The worker's details panel includes the following two tabs:

  • INFO - worker information:
    • Worker Name
    • Update time - The last time the worker reported data
    • Current Experiment - The experiment currently being executed by the worker
    • Experiment Runtime - How long the currently executing experiment has been running
    • Experiment iteration - The last reported training iteration for the experiment
  • QUEUES - Information about the queues that the worker is assigned to:
    • Queue - The name of the Queue
    • Next experiment - The next experiment available in this queue
    • In Queue - The number of experiments currently enqueued

Worker management

Queues

Use the QUEUES tab to manage queues and monitor their statistics. The page shows graphs of the average experiment wait time and the number of queued experiments, and a queue details table. Hover over any plot point to view its data. By default, the graphs display the overall information of all queues.

The queue table shows the following queue information:

  • Queue - Queue name
  • Workers - Number of workers servicing the queue
  • Next Experiment - The next experiment available in this queue
  • Last Updated - The last time queue contents were modified
  • In Queue - Number of experiments currently enqueued in the queue

To create a new queue - Click + NEW QUEUE (top left).

Hover over a queue and click Copy to copy the queue's ID.

image

Right-click on a queue or hover and click its action button Dot menu to access queue actions:

Queue context menu

  • Delete - Delete the queue. Any pending tasks will be dequeued.
  • Rename - Change the queue's name
  • Clear - Remove all pending tasks from the queue
  • Custom action - The ClearML Enterprise Server provides a mechanism to define your own custom actions, which will appear in the context menu. See Custom UI Context Menu Actions

Clicking on a queue will open the queue's details panel and replace the graphs with that queue's statistics.

The queue's details panel includes the following two tabs:

  • EXPERIMENTS - A list of experiments in the queue. You can reorder and remove enqueued experiments.
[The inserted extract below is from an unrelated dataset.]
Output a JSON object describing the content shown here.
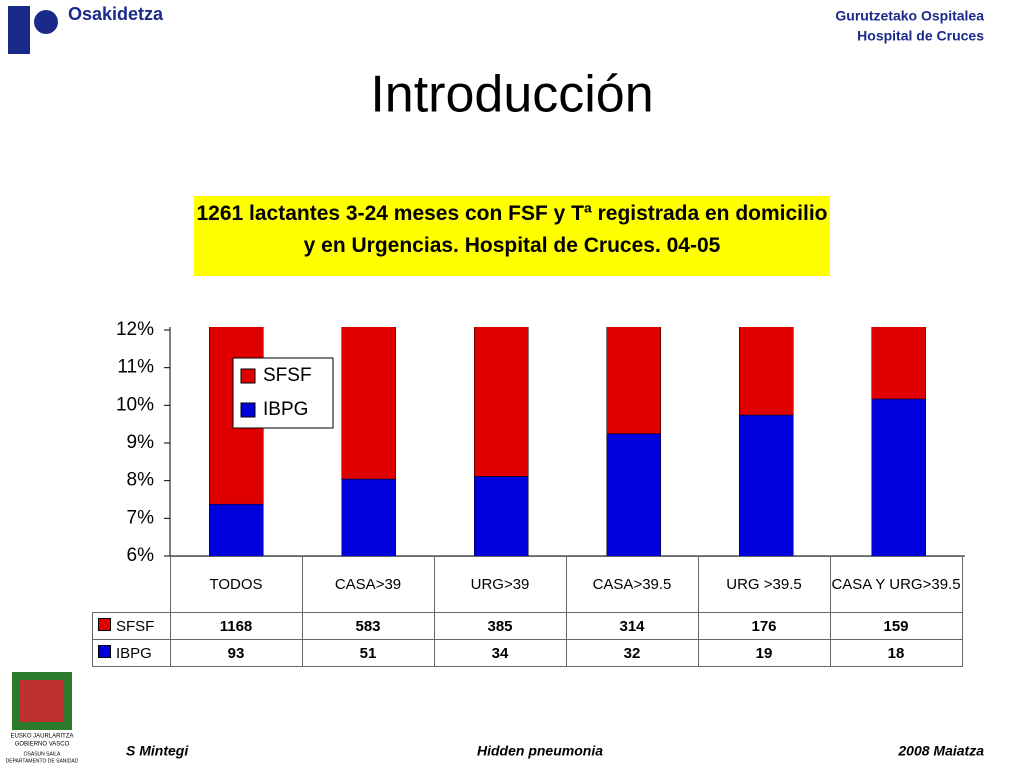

See Controlling Queue Contents.
  • WORKERS - Information about the workers assigned to the queue:
    • Name - Worker name
    • IP - Worker's IP
    • Currently Executing - The experiment currently being executed by the worker

Controlling Queue Contents

Click on an experiment's menu button Dot menu in the EXPERIMENTS tab to reorganize your queue:

Queue experiment's menu

  • Move a task to the top or bottom of the queue
  • Move the task to a different queue
  • Dequeue the task

You can also reorder experiments in a queue by dragging an experiment to a new position in the queue.